The Structure and Competitiveness of South African Trade

  • Year: 2001
  • Organisation: University of Cape Town
  • Publication Author(s): Lawrence Edwards;Volker Schoer

Since the early 1980s South Africa's trade policy regime has shifted from one of import substitution towards one of export orientation. This shift has been encouraged by trade liberalisation which accelerated in 1994 with tariff liberalisation, export orientation policies that ranged from direct support (GEIS) to marketing related support, and the GEAR macroeconomic strategy that was explicitly expected to transform South Africa into a 'competitive, outward orientated economy' (GEAR, 1996). Accompanying each of these policies is some instrument that is used to gauge the effectiveness of the policy in raising the competitiveness of South African exports. For example, the trade liberalisation and export promotion policies aim to reduce the anti-export bias associated with South Africa's history of protection (Holden, 1992, Bell et al., 1993, IDC,1997). The GEAR strategy aims to enhance the competitiveness of South African production by stabilising the real effective exchange rate at a competitive level over time.

The success of these policies has been mixed. Manufacturing exports have grown rapidly since the mid 1980s and now account for 43.8 % of total exports. Export orientation has also risen with the share of production rising from 6.6 % in 1984 to 22 % in 1998. While some of this growth was driven by surplus domestic production capacity in the 1980s and early 1990s, the continued rise in exports since 1993 as domestic demand recovered suggests that shift towards export markets has become permanent. Yet the structure of trade is still very capital and skill intensive (Bell and Cattaneo, 1997, Edwards, 2001b) and appears out of norm with other middle income countries (Tsikata, 1999). Some of this is due to number of capital biased domestic supply side policies, but the inability of labour intensive sectors to compete has also played a role (Edwards, 2001b). Employment in manufacturing has also continued to fall since many of these policies were implemented. Finally, while exports have grown, this growth is not significantly greater than other dynamic emerging countries (Golub, 2000).
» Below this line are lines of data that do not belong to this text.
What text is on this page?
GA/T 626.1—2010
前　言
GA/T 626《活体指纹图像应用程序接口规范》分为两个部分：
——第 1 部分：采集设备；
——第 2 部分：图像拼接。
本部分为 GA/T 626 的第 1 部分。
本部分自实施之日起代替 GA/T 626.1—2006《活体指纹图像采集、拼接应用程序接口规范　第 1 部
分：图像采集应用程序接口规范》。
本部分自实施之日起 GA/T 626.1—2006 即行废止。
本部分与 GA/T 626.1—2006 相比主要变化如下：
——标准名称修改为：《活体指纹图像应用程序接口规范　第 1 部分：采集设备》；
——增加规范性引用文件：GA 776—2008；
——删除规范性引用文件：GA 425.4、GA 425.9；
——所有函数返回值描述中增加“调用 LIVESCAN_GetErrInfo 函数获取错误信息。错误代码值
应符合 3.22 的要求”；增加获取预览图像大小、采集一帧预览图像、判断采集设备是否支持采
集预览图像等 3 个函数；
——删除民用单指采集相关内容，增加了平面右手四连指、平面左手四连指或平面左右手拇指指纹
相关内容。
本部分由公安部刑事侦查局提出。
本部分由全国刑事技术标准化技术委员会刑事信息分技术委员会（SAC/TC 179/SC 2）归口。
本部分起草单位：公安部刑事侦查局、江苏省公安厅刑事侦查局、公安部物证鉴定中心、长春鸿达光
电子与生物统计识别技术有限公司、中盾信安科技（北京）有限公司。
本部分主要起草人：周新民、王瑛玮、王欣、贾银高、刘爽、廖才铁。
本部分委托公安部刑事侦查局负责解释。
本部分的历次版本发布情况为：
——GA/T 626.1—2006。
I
This paper evaluates the competitiveness of South African production during the 1990s. Through this some insights into the mixed performance of South African exports can be achieved. The paper is structured in three parts. The first part provides a detailed review of measurements used to analyse the changing competitiveness of South African exports. The second part utilises a variety of classifications to present an overview of the changing commodity and regional structure of South African manufacturing trade. The third part utilises a 'œdynamic' Revealed Comparative Advantage measure to analyse the changing competitiveness of South African exports at a sectoral level.